Ultimately the audience will decide. There are people that are big fans of other people's comedy and they're not making a value judgment, they just go and see - whether it's Louis or Aziz Ansari or anyone else that's been talked about - they'll make a decision, the public will ultimately decide. Industry in comedy, I don't think it's ever really made a decision on who's going to be the next star. People make that decision. People decide because they go and see someone and you can't fake laughter. What you find funny is what you find funny. It's very much like sexuality. It's a response, a reflex, laughing. That's why you get that lovely thing of cognitive dissonance where you can laugh at something and find it offensive at the same time. Because you laugh, you find it funny, and then you go "oh hang on, morally maybe I shouldn't have laughed at that". But then it's too late, because you already laughed, showing your true colors. If they find Louis CK hilarious, and they think he's the funniest comedian, then if he puts on a show they'll probably buy a ticket and go and see the show.

- Do you remember your very first open mic? How was it?

Yeah, it was in a little place in Islington [London borough].

- Were you nervous?

A little bit, but I'd seen an awful lot of comedy, I've seen enough comedy that I knew it was going to be ok. When you start going to comedy as a fan, you're going to see famous people that have been on TV., right? That's what you do first. You're going to see these big stars, and you think "I'm going to see this big star and it's going to be amazing", and it is. Big stars are funny, they know exactly what they're doing and why they're doing it and they're on point. Then you go to comedy clubs and you watch people see 20 minutes, and the next level is you go and see other open spots, other new comics before you start doing it. Then you start seeing people doing 10 minutes and they're kind of just ok. So then you feel better about doing your first five minutes and it's just ok. But I got a couple of very big laughs and I felt like very early on I didn't choose my style, my style chose me, the idea of it's all wordplay and construction with me, it's not going to be real stories from life.

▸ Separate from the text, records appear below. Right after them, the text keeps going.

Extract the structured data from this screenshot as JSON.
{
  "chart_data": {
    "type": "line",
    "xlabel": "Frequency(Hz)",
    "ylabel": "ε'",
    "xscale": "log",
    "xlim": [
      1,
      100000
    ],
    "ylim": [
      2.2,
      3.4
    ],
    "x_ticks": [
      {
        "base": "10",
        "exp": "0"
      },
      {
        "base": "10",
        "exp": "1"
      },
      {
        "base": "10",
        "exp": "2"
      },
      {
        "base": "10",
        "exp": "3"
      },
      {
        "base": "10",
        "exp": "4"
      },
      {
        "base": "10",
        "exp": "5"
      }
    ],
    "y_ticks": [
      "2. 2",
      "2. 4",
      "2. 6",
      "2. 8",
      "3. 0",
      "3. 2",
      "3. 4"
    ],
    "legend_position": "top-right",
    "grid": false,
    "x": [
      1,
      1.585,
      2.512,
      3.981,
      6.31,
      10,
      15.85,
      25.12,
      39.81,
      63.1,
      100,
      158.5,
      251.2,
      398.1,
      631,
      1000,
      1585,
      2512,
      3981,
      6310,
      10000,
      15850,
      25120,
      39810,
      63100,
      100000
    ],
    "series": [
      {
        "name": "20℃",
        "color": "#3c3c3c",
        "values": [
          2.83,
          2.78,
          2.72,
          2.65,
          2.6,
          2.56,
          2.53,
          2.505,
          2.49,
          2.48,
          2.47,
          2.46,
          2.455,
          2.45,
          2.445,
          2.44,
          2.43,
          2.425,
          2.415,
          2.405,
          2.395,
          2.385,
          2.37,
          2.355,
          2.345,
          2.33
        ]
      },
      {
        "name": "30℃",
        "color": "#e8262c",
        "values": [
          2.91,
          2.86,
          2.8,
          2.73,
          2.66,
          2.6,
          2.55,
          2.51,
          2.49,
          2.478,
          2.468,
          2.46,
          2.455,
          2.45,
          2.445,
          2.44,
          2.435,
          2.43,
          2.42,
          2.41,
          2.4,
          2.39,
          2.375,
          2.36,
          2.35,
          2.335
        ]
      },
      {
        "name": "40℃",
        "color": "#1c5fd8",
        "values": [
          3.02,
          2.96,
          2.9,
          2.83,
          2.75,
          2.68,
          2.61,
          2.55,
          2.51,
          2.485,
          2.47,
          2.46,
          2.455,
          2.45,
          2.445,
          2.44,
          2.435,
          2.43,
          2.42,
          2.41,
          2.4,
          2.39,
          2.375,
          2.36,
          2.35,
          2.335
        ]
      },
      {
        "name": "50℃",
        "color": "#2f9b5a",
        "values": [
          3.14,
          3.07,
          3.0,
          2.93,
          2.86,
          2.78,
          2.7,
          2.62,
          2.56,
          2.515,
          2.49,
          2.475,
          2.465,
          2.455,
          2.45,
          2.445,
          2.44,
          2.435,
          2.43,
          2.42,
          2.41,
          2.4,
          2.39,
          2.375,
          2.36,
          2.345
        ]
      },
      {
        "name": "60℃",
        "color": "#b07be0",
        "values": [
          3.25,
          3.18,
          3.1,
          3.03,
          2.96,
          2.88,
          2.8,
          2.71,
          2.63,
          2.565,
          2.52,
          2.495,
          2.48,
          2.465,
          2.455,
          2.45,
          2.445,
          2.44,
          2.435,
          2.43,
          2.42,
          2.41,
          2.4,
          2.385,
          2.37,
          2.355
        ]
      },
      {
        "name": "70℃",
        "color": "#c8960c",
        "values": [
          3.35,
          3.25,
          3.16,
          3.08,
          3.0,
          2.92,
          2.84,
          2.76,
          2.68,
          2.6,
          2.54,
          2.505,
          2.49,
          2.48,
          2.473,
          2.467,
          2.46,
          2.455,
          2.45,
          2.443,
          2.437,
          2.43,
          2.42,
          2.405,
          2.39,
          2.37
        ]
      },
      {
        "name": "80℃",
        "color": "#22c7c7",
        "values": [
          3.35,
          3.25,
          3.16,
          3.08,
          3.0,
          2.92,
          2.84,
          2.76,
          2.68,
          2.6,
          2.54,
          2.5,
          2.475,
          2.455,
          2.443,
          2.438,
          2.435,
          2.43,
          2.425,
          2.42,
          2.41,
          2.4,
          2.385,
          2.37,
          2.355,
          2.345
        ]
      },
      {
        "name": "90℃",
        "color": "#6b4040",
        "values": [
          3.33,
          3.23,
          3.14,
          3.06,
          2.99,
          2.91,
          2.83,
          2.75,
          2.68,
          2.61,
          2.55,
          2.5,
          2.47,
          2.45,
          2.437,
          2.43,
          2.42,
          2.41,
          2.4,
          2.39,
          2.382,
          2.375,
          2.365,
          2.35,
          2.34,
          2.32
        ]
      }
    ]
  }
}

- Why do you like making people laugh?

My favorite quote is a Victor Borge quote: "laughter is the shortest distance between two people". It really feels like there's a connection, and it's kind of ironic given the type of comedy that I do, which is pretty edgy. But there's something incredible about the connection you get with a thousand people in a room laughing. I recently read about how you're eight times more likely to laugh if you're with other people. So if you come out and see my show as opposed to watching a Netflix special, you're much more likely to laugh out loud. Although you can watch something on TV and find it funny, you tend not to laugh out loud watching it. It's when you go out to a social activity, it's a way that we bond with a group, it's remote tickling, remote grooming. It's one of the most fundamental things in life. Laughter predates language by about a million years. It's a different part of our physiology we use to laugh than we do to speak. It's older than language, we've always done this. It strikes me that it's an incredibly human and lovely way to connect. It's a privilege to do this job.